Combined, these common issues from using spreadsheets could lead to significant and costly errors down the line. Meanwhile, there are many benefits to be gained from transitioning to a software-based provision process, including greater accuracy in the provision calculation and stronger internal control processes. Such software can translate local currencies into reporting currencies instantly, consolidate individual provisions for hundreds of subsidiaries into one for global internal and external reporting, and align data into a structured, footnote format at any point in the process. Further, embracing technology can elevate tax professionals from data manipulator to strategists, increasing the value-add of the tax department to the company. Also, new team members entering the workforce are trained on and expect to work with market software with simple user interfaces, APIs, etc. versus antiquated spreadsheet models.


Building the Case for Investment in New Technologies

Despite the above risks and benefits, acknowledging the need for change management related to the income tax provision is not always easy. When tax professionals are asked why they still use spreadsheets to prepare their company’s income tax provision, the responses generally vary from “the provision is straightforward and spreadsheets work just fine” to “migrating to a software program will take too much time and we currently do not have the budget for it” to “we lack the skillsets or time to administer the software.” Further, a company may not be concerned about the risk of a material weakness due to spreadsheets simply because it has never happened before.

That attitude is precarious, lacks forward-thinking and keeps the tax function in a reactive state. To overcome resistance to change, there must first be recognition that change is necessary and a desire for it to happen.

When building business cases and ROI analyses for investments in modern income tax provision software, it can be difficult to quantify the risk of not migrating to a more robust, secure solution, so the risk assessment may be susceptible to understatement.
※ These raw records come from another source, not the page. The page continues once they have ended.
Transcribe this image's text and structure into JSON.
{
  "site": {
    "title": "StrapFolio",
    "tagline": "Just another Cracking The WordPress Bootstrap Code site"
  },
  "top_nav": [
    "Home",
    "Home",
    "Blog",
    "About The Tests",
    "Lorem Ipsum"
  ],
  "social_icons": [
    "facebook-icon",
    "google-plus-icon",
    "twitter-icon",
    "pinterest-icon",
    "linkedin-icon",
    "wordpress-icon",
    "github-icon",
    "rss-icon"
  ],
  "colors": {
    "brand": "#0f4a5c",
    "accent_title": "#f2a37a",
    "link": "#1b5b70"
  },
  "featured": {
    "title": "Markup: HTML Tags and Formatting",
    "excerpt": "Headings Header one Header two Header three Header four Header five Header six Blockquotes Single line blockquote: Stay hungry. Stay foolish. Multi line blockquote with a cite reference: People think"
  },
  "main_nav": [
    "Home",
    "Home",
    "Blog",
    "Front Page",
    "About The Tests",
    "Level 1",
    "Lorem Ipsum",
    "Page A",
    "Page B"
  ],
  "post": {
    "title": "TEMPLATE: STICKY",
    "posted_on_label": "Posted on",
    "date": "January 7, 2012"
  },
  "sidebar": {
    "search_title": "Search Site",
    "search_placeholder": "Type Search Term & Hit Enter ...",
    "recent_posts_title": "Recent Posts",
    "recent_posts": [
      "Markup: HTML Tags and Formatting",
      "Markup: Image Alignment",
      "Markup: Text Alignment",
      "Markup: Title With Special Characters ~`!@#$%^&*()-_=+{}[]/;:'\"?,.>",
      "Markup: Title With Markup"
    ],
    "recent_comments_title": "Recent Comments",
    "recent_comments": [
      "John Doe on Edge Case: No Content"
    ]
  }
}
Furthermore, quantifying time savings for post-implementation of a tool can be overwhelming and cumbersome.

Therefore, a good place to start would be to conduct an assessment of the total tax process, including a survey of current time spent, which can help to determine the “current state” of the tax department. This can allow tax leaders to quickly discern where their team is spending too much time on low value-add work, such as reconciling, validating, copying and pasting in spreadsheets.
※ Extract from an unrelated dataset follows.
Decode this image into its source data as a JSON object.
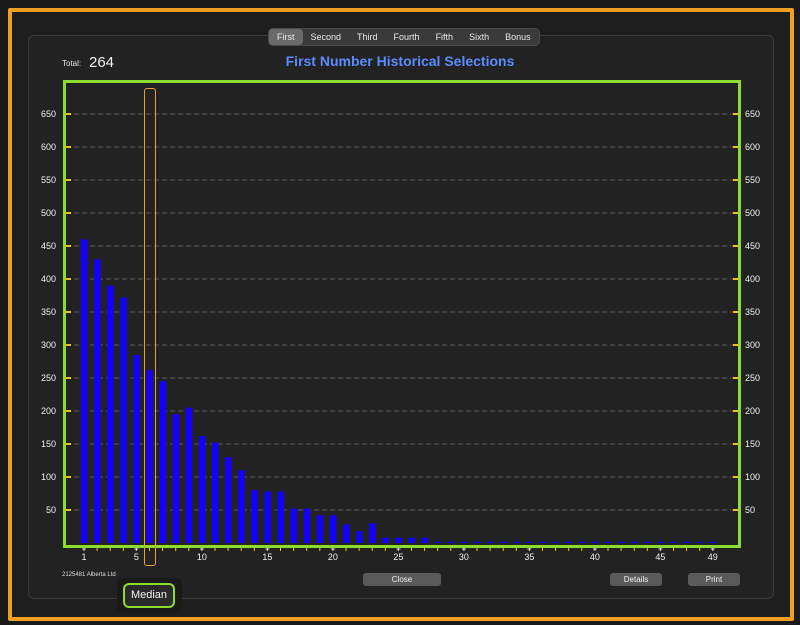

Senior tax executives are also becoming more aware of the benefits of technology transformation in general. For example, more than half of respondents to the BDO 2021 Tax Outlook Survey ranked “identifying and implementing new technologies” as their top investment priority. This suggests that despite the challenges in quantifying these risks and benefits, tax leadership may already be receptive to the idea of investing in tax provision software.  


Setting Expectations

Off-the-shelf tax provision tools provide enhanced functionality and automation, but don’t expect a fully push-button or touch-free provision process in the near term. Spreadsheets are still necessary in some capacity to allow the flow of data to and from various systems where APIs are unavailable (e.g., data exports from financial reporting systems and imports into provision or compliance software and vice versa). Abolishing spreadsheets isn’t the goal, rather, the goal is to implement a tax engine that facilitates complex calculations and real-time reviews. While we don’t advise saying goodbye to spreadsheets, we do recommend saying hello to provision software and bolt-on ETL (extract, transform, load) tools that will help accelerate tax provision reporting and evolve toward a more agile, innovative tax function.

It is likely that we will soon be embarking on another virtual close process. Now is the time to consider whether at least some spreadsheets can be replaced with automated solutions that facilitate real-time interaction with, and insights into, tax data and results.

[1] Trentmann, Nina. “Finance Chiefs Are Still Trying to Replace Excel With New Tools” Wall Street Journal, July 21, 2021.